C’est alors que les deux femmes cessèrent leur visite, puis vinrent se planter devant lui, l’air mauvais.
- Pour commencer, cher monsieur, sachez que nous parlons parfaitement votre langue… J’ai, pour ma part, suivi mes études à Bruxelles, pour y apprendre la biologie, ce qui, naturellement, m’a menée sur les voies de la cuisine. Pour votre gouverne, je suis l’épouse du chef de ce village trois étoiles. Mon nom est Mama Fishandships, ce qui me prédestinait au beau métier que j’exerce aujourd’hui, ne trouvez-vous pas ?
- Vos menaces ne nous effraient pas ! coupa la seconde femme. En guise de sauvage, sachez que vous l’êtes assurément plus que nous. Vous devriez plutôt vous dire que c’est un honneur de notre part, plus qu’une honte pour vous, que nous envisagions de vous consommer bientôt.
- Rigoureusement vrai ! compléta la chef d’un air autoritaire. De plus, après une analyse soignée de votre méchante personne, nous avons pu constater que votre état général, en dépit d’une musculature intéressante, laisse grandement à désirer.
- Aussi, et seulement pour mieux respecter nos coutumes, nous allons vous transférer dans notre basse-cour pendant quelques jours, ceci, afin de vous rendre plus tendre pour la cuisson que nous vous réservons !
- Mais… mais, il n’est pas question que je vous autorise à me bouffer ! s’exclama D’Arnot. Si vous connaissez ma langue…
- Que nous découperons bientôt pour la faire mariner quelques jours dans de l’huile de coco et quelques écorces.
- Jamais ! Et laissez-moi parler, sauvages ! Vous devez bien savoir qu’il est interdit par Dieu et ses Anges de manger de la chair humaine !

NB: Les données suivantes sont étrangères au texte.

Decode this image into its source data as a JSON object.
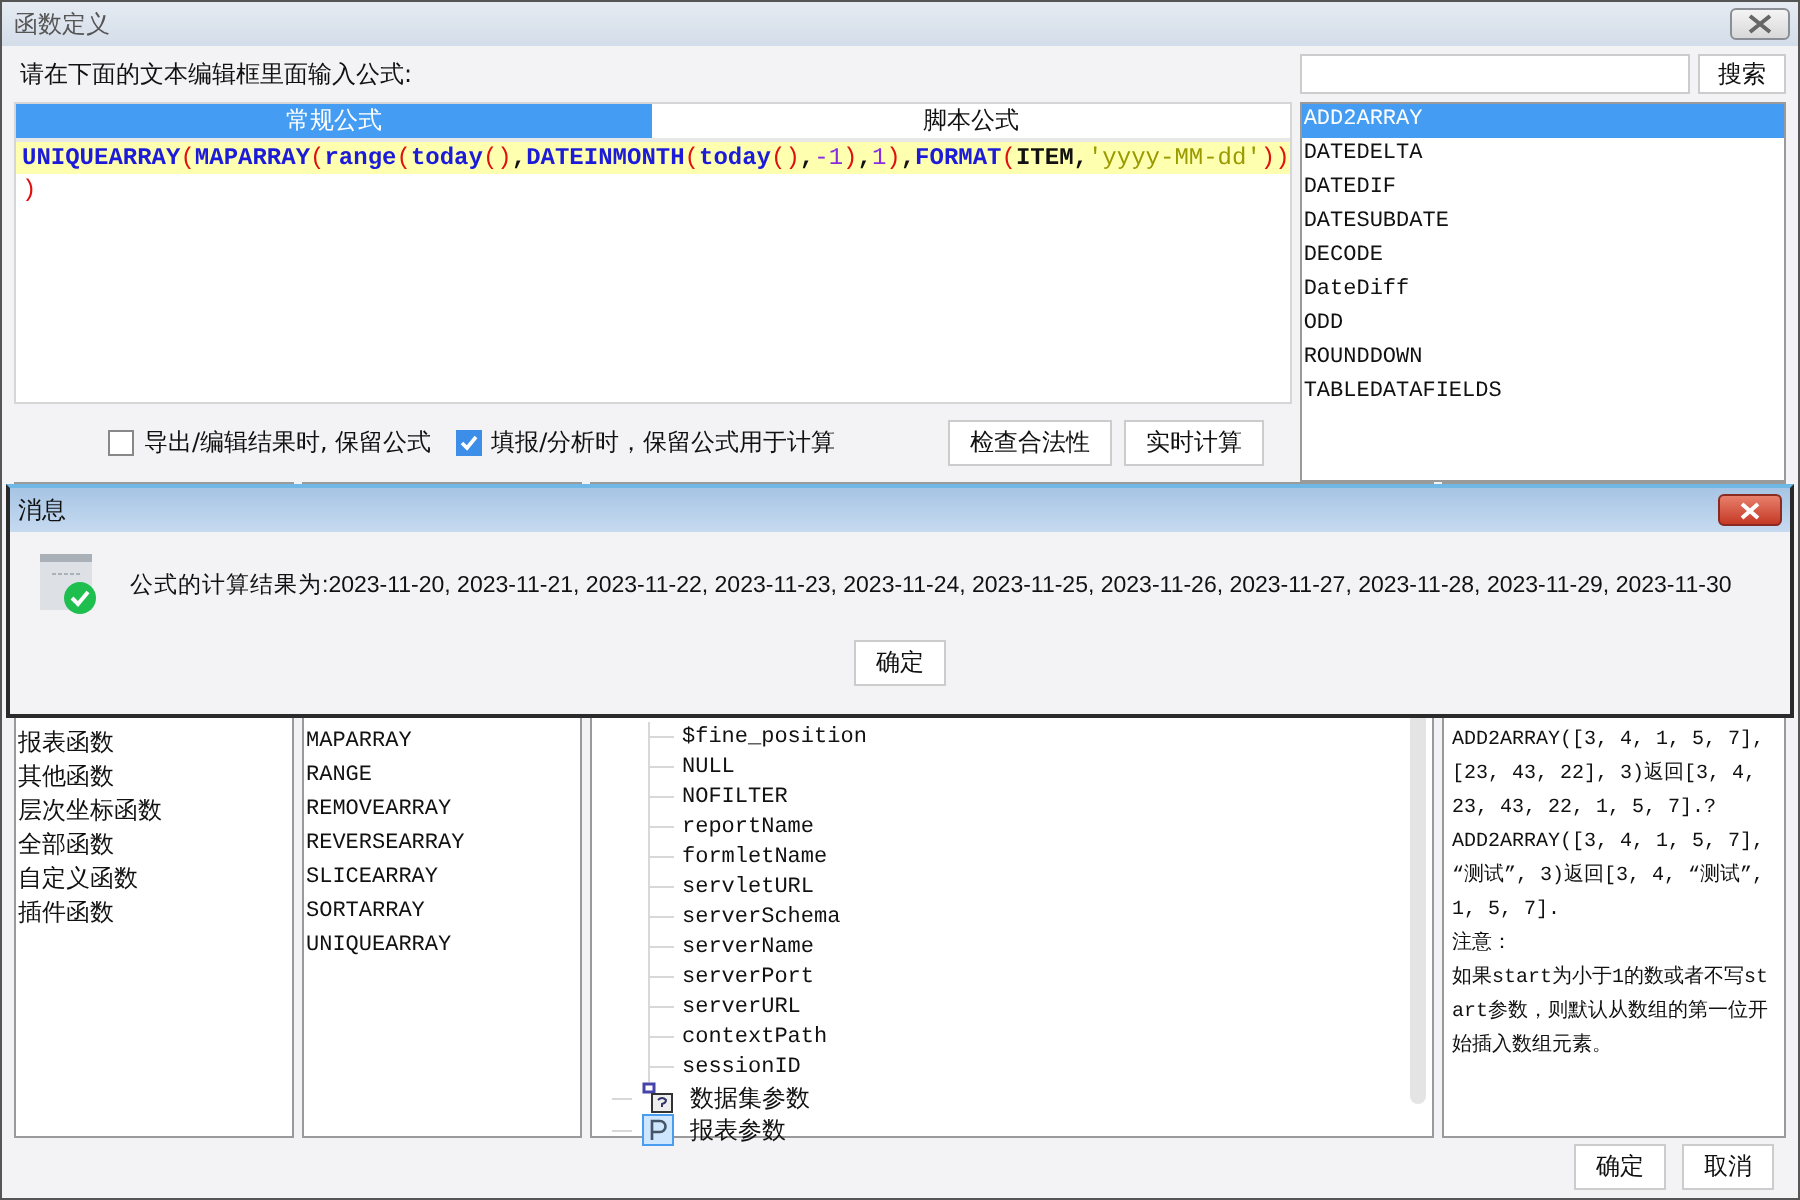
{
  "window": {
    "title": "函数定义"
  },
  "editor": {
    "prompt": "请在下面的文本编辑框里面输入公式:",
    "tabs": [
      {
        "label": "常规公式",
        "selected": true
      },
      {
        "label": "脚本公式",
        "selected": false
      }
    ],
    "lines": [
      {
        "current": true,
        "tokens": [
          {
            "kind": "func",
            "text": "UNIQUEARRAY"
          },
          {
            "kind": "paren",
            "text": "("
          },
          {
            "kind": "func",
            "text": "MAPARRAY"
          },
          {
            "kind": "paren",
            "text": "("
          },
          {
            "kind": "func",
            "text": "range"
          },
          {
            "kind": "paren",
            "text": "("
          },
          {
            "kind": "func",
            "text": "today"
          },
          {
            "kind": "paren",
            "text": "()"
          },
          {
            "kind": "plain",
            "text": ","
          },
          {
            "kind": "func",
            "text": "DATEINMONTH"
          },
          {
            "kind": "paren",
            "text": "("
          },
          {
            "kind": "func",
            "text": "today"
          },
          {
            "kind": "paren",
            "text": "()"
          },
          {
            "kind": "plain",
            "text": ","
          },
          {
            "kind": "number",
            "text": "-1"
          },
          {
            "kind": "paren",
            "text": ")"
          },
          {
            "kind": "plain",
            "text": ","
          },
          {
            "kind": "number",
            "text": "1"
          },
          {
            "kind": "paren",
            "text": ")"
          },
          {
            "kind": "plain",
            "text": ","
          },
          {
            "kind": "func",
            "text": "FORMAT"
          },
          {
            "kind": "paren",
            "text": "("
          },
          {
            "kind": "plain",
            "text": "ITEM,"
          },
          {
            "kind": "string",
            "text": "'yyyy-MM-dd'"
          },
          {
            "kind": "paren",
            "text": "))"
          }
        ]
      },
      {
        "current": false,
        "tokens": [
          {
            "kind": "paren",
            "text": ")"
          }
        ]
      }
    ]
  },
  "options": [
    {
      "label": "导出/编辑结果时, 保留公式",
      "checked": false
    },
    {
      "label": "填报/分析时，保留公式用于计算",
      "checked": true
    }
  ],
  "actions": [
    "检查合法性",
    "实时计算"
  ],
  "search": {
    "button": "搜索"
  },
  "function_list": [
    {
      "label": "ADD2ARRAY",
      "selected": true
    },
    {
      "label": "DATEDELTA",
      "selected": false
    },
    {
      "label": "DATEDIF",
      "selected": false
    },
    {
      "label": "DATESUBDATE",
      "selected": false
    },
    {
      "label": "DECODE",
      "selected": false
    },
    {
      "label": "DateDiff",
      "selected": false
    },
    {
      "label": "ODD",
      "selected": false
    },
    {
      "label": "ROUNDDOWN",
      "selected": false
    },
    {
      "label": "TABLEDATAFIELDS",
      "selected": false
    }
  ],
  "categories": [
    {
      "label": "报表函数",
      "selected": false
    },
    {
      "label": "其他函数",
      "selected": false
    },
    {
      "label": "层次坐标函数",
      "selected": false
    },
    {
      "label": "全部函数",
      "selected": false
    },
    {
      "label": "自定义函数",
      "selected": false
    },
    {
      "label": "插件函数",
      "selected": false
    }
  ],
  "functions": [
    {
      "label": "MAPARRAY",
      "selected": false
    },
    {
      "label": "RANGE",
      "selected": false
    },
    {
      "label": "REMOVEARRAY",
      "selected": false
    },
    {
      "label": "REVERSEARRAY",
      "selected": false
    },
    {
      "label": "SLICEARRAY",
      "selected": false
    },
    {
      "label": "SORTARRAY",
      "selected": false
    },
    {
      "label": "UNIQUEARRAY",
      "selected": false
    }
  ],
  "tree": {
    "nodes": [
      {
        "children": [
          {
            "label": "$fine_position"
          },
          {
            "label": "NULL"
          },
          {
            "label": "NOFILTER"
          },
          {
            "label": "reportName"
          },
          {
            "label": "formletName"
          },
          {
            "label": "servletURL"
          },
          {
            "label": "serverSchema"
          },
          {
            "label": "serverName"
          },
          {
            "label": "serverPort"
          },
          {
            "label": "serverURL"
          },
          {
            "label": "contextPath"
          },
          {
            "label": "sessionID"
          }
        ]
      },
      {
        "label": "数据集参数",
        "kind": "dataset"
      },
      {
        "label": "报表参数",
        "kind": "report_param"
      }
    ]
  },
  "description": [
    "ADD2ARRAY([3, 4, 1, 5, 7], [23, 43, 22], 3)返回[3, 4, 23, 43, 22, 1, 5, 7].?",
    "ADD2ARRAY([3, 4, 1, 5, 7], “测试”, 3)返回[3, 4, “测试”, 1, 5, 7].",
    "注意：",
    "如果start为小于1的数或者不写start参数，则默认从数组的第一位开始插入数组元素。"
  ],
  "buttons": [
    "确定",
    "取消"
  ],
  "message": {
    "title": "消息",
    "text": "公式的计算结果为:2023-11-20, 2023-11-21, 2023-11-22, 2023-11-23, 2023-11-24, 2023-11-25, 2023-11-26, 2023-11-27, 2023-11-28, 2023-11-29, 2023-11-30",
    "button": "确定"
  }
}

Les deux femmes sourirent, exposant quelques méchantes absences sur leurs gencives, puis désignèrent le chaudron dans lequel O’Reilly finissait de bouillir…
- Je suis persuadée qu’il n’aurait pas parlé autrement… fit Fishandchips, en guise de conclusion.
Puis elles s’en allèrent visiter le reste des victuailles encore accrochées à leurs bouts de bois. Autour d’eux, le village baignait dans l’allégresse, au son de chants inconnus et au rythme de danses endiablées. Tarzan, pour sa part, continuait ses obscures négociations avec Papa Schizebeurgheure.